View of Nicole Eisenman's Couple Kissing, 2013, plaster, sage and mugwort, in the Carnegie International.
In 1896, steel magnate Andrew Carnegie inaugurated the Carnegie International exhibition as part of his philanthropic crusade to bring culture to the masses. The oldest U.S. survey of international contemporary art, now in its 56th edition, the show was also a way to acquire what Carnegie referred to as “the masters of tomorrow” for the Carnegie Museum of Art’s then-fledgling collection. This year’s International deviates from previous ones by offering a refreshing dose of self-awareness and reflection on the museum as a locus for civic engagement. At the helm are Daniel Baumann, director of the Adolf Wölfli Foundation in Bern, Switzerland, and two curators from the Carnegie, Dan Byers and Tina Kukielski. Eschewing an overarching theme, the curators have chosen to showcase a lean roster of 35 artists from 19 countries. The exhibition includes some artists already well known on the art circuit, as well as American outsider artist Joseph Yoakum and other kinds of practitioners, such as Tezuka Architects from Japan. The history of the International and the Carnegie Museum itself—a “palimpsest of a building,” according to the curators—are put up for critical evaluation, with a reinstallation of the museum’s modern and contemporary holdings.
In the catalogue’s introductory text, the curators share their view of museums as sites “for a unique kind of optimistic, potentially destabilizing experience, with great political import.” Although their perspective is admirable, the actual exhibition is at times lackluster. Without a strong thematic or formal logic linking the works on view, the presentation occasionally seems like a hodgepodge of contemporary art and doesn’t always rise to the curators’ idealistic rhetoric.

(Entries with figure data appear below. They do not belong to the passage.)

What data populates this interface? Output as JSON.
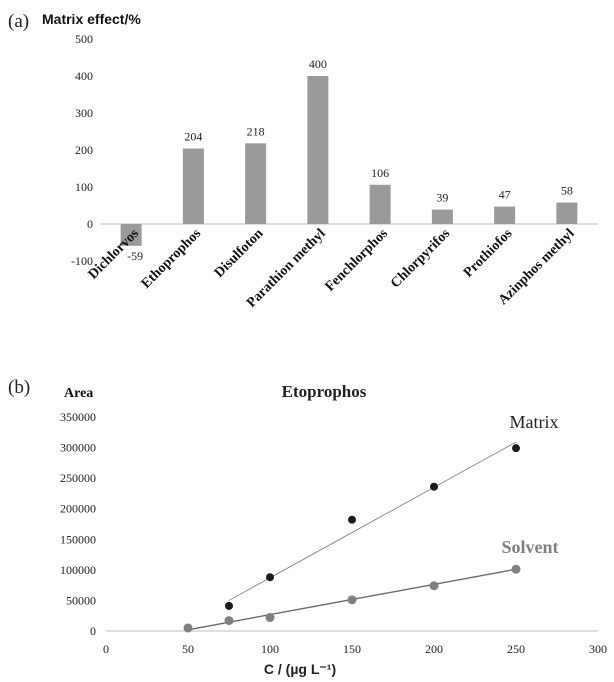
{
  "panel_a": {
    "label": "(a)",
    "ytitle": "Matrix effect/%"
  },
  "panel_b": {
    "label": "(b)",
    "ytitle": "Area",
    "xtitle": "C / (µg L⁻¹)"
  },
  "colors": {
    "bar": "#9a9a9a",
    "matrix": "#1a1a1a",
    "solvent": "#808080",
    "axis": "#bfbfbf",
    "text": "#222222"
  },
  "chart_data": [
    {
      "type": "bar",
      "categories": [
        "Dichlorvos",
        "Ethoprophos",
        "Disulfoton",
        "Parathion methyl",
        "Fenchlorphos",
        "Chlorpyrifos",
        "Prothiofos",
        "Azinphos methyl"
      ],
      "values": [
        -59,
        204,
        218,
        400,
        106,
        39,
        47,
        58
      ],
      "data_labels": [
        "-59",
        "204",
        "218",
        "400",
        "106",
        "39",
        "47",
        "58"
      ],
      "ylim": [
        -100,
        500
      ],
      "yticks": [
        -100,
        0,
        100,
        200,
        300,
        400,
        500
      ],
      "grid": false
    },
    {
      "type": "scatter",
      "title": "Etoprophos",
      "xlim": [
        0,
        300
      ],
      "ylim": [
        0,
        350000
      ],
      "xticks": [
        0,
        50,
        100,
        150,
        200,
        250,
        300
      ],
      "yticks": [
        0,
        50000,
        100000,
        150000,
        200000,
        250000,
        300000,
        350000
      ],
      "grid": false,
      "series": [
        {
          "name": "Matrix",
          "x": [
            75,
            100,
            150,
            200,
            250
          ],
          "y": [
            41000,
            88000,
            182000,
            236000,
            299000
          ],
          "fit": [
            [
              75,
              50000
            ],
            [
              250,
              309000
            ]
          ]
        },
        {
          "name": "Solvent",
          "x": [
            50,
            75,
            100,
            150,
            200,
            250
          ],
          "y": [
            5000,
            17000,
            22000,
            51000,
            74000,
            101000
          ],
          "fit": [
            [
              50,
              2000
            ],
            [
              250,
              101000
            ]
          ]
        }
      ]
    }
  ]
}
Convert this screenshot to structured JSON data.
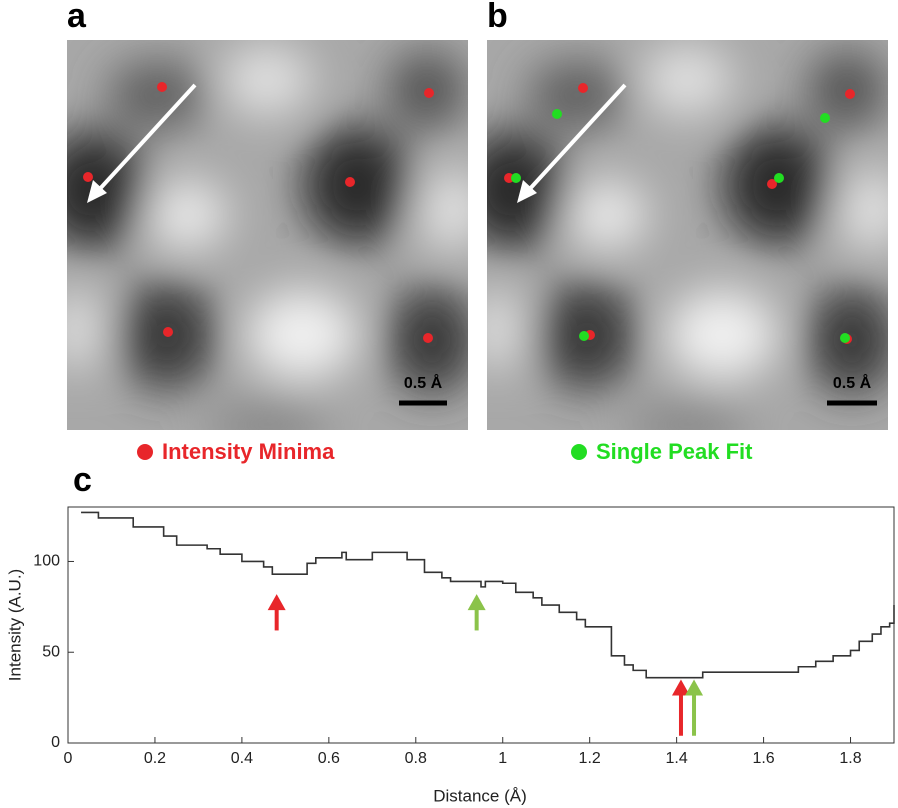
{
  "panels": {
    "a": {
      "label": "a",
      "legend": "Intensity Minima",
      "scale_bar": "0.5 Å"
    },
    "b": {
      "label": "b",
      "legend": "Single Peak Fit",
      "scale_bar": "0.5 Å"
    }
  },
  "chart_data": {
    "type": "line",
    "step": true,
    "label": "c",
    "x_label": "Distance (Å)",
    "y_label": "Intensity (A.U.)",
    "xlim": [
      0,
      1.9
    ],
    "ylim": [
      0,
      130
    ],
    "xticks": [
      0,
      0.2,
      0.4,
      0.6,
      0.8,
      1,
      1.2,
      1.4,
      1.6,
      1.8
    ],
    "yticks": [
      0,
      50,
      100
    ],
    "series": [
      {
        "color": "#333333",
        "x": [
          0.03,
          0.07,
          0.15,
          0.22,
          0.25,
          0.32,
          0.35,
          0.4,
          0.45,
          0.47,
          0.52,
          0.55,
          0.57,
          0.62,
          0.63,
          0.64,
          0.7,
          0.76,
          0.78,
          0.82,
          0.86,
          0.88,
          0.94,
          0.95,
          0.96,
          1.0,
          1.03,
          1.07,
          1.09,
          1.13,
          1.17,
          1.19,
          1.25,
          1.28,
          1.3,
          1.33,
          1.45,
          1.46,
          1.65,
          1.68,
          1.72,
          1.76,
          1.8,
          1.82,
          1.85,
          1.87,
          1.89,
          1.9
        ],
        "values": [
          127,
          124,
          119,
          114,
          109,
          107,
          104,
          100,
          97,
          93,
          93,
          99,
          102,
          102,
          105,
          101,
          105,
          105,
          101,
          94,
          91,
          89,
          89,
          86,
          89,
          88,
          83,
          80,
          76,
          72,
          68,
          64,
          48,
          43,
          40,
          36,
          36,
          39,
          39,
          42,
          45,
          48,
          51,
          56,
          60,
          64,
          66,
          76
        ]
      }
    ],
    "arrows": [
      {
        "x": 0.48,
        "tip": 82,
        "tail": 62,
        "color": "#e8262a"
      },
      {
        "x": 0.94,
        "tip": 82,
        "tail": 62,
        "color": "#8bc34a"
      },
      {
        "x": 1.41,
        "tip": 35,
        "tail": 4,
        "color": "#e8262a"
      },
      {
        "x": 1.44,
        "tip": 35,
        "tail": 4,
        "color": "#8bc34a"
      }
    ]
  }
}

Several moments come very close: whimsical paintings over news images by Iranian artist Rokni Haerizadeh are mesmerizing, while Bidoun Library, an installation organized by Bidoun Projects featuring printed materials about the Middle East, is by turns hilarious and disheartening. Both the positive and negative impacts of Andrew Carnegie’s steel industry are explored in the show, demonstrating the uneasy alliance between public and private interests that is a hallmark of U.S. history. Photographer Zoe Strauss’s 2013 “Homesteading” project documents the inhabitants of Homestead, Penn.—a town that, in 1892, saw a bloody clash between striking workers from Carnegie’s flagship mill and private security agents, and whose population and economy have dwindled with the demise of the steel industry. Art Lending Collection, an off-site initiative for the International, takes place at the Braddock Carnegie Library, in Braddock, Penn., and allows anyone with a local library card to borrow donated artworks as they would a book. The project was coorganized by the local art collective Transformazium and the Braddock library, which was founded in the late 1880s for Carnegie’s steel workers to use, and which was the first of many libraries built in the U.S. by the industrialist.
“The Playground Project”—a show within the show, located in the museum’s architecture wing—is the backbone of the exhibition. The forward-thinking use of public space defined Carnegie’s philanthropy, and “The Playground Project” presents the role of the museum as parallel to that of a playground: a safe haven for play and exploration and a springboard for community building. Its unofficial mascot is Lozziwurm, Yvan Pestalozzi’s 1972 twisting tubular play-structure, installed outside the museum for this year’s International, where it will now permanently reside. “The Playground Project” consists of several dense informational panels on the history of playgrounds and their postwar design; Tezuka Architects’ immersive installation run run run (2013), in which footage of the firm’s oval-shaped Fuji Kindergarten structure (2007) in Tokyo is projected around a room filled with balloons; and Helena and Miwako (2013), a sci-fi film by Ei Arakawa and Henning Bohl that involves a three-week tour of playgrounds across Japan.
Some of the most successful artworks in the International engage with the museum’s architectural idiosyncrasies or Gilded Age design flourishes. In the Architecture Hall, a Wunderkammer packed with cast-plaster replicas of the greatest hits of Greco-Roman architecture and sculpture, Colombian artist Gabriel Sierra made a subtle yet impressive change to the room by repainting its army green walls a lush royal purple. Some of Nicole Eisenman’s comical plaster figures (all 2012 or 2013) hang over the Sculpture Hall’s balcony balustrade, ruminating over smartphones, while others lay sleeping against plinths. Wade Guyton’s untitled printer-paintings (all 2013) are installed in two rooms: four hang against the scruffy patched-up surfaces of the empty yet otherwise unaltered coatroom, while the others, licked by inkjet-applied flames, form a lean-to in the Founder’s Room, an ornate holdover of marble and gold from the era of the Great Industrialists.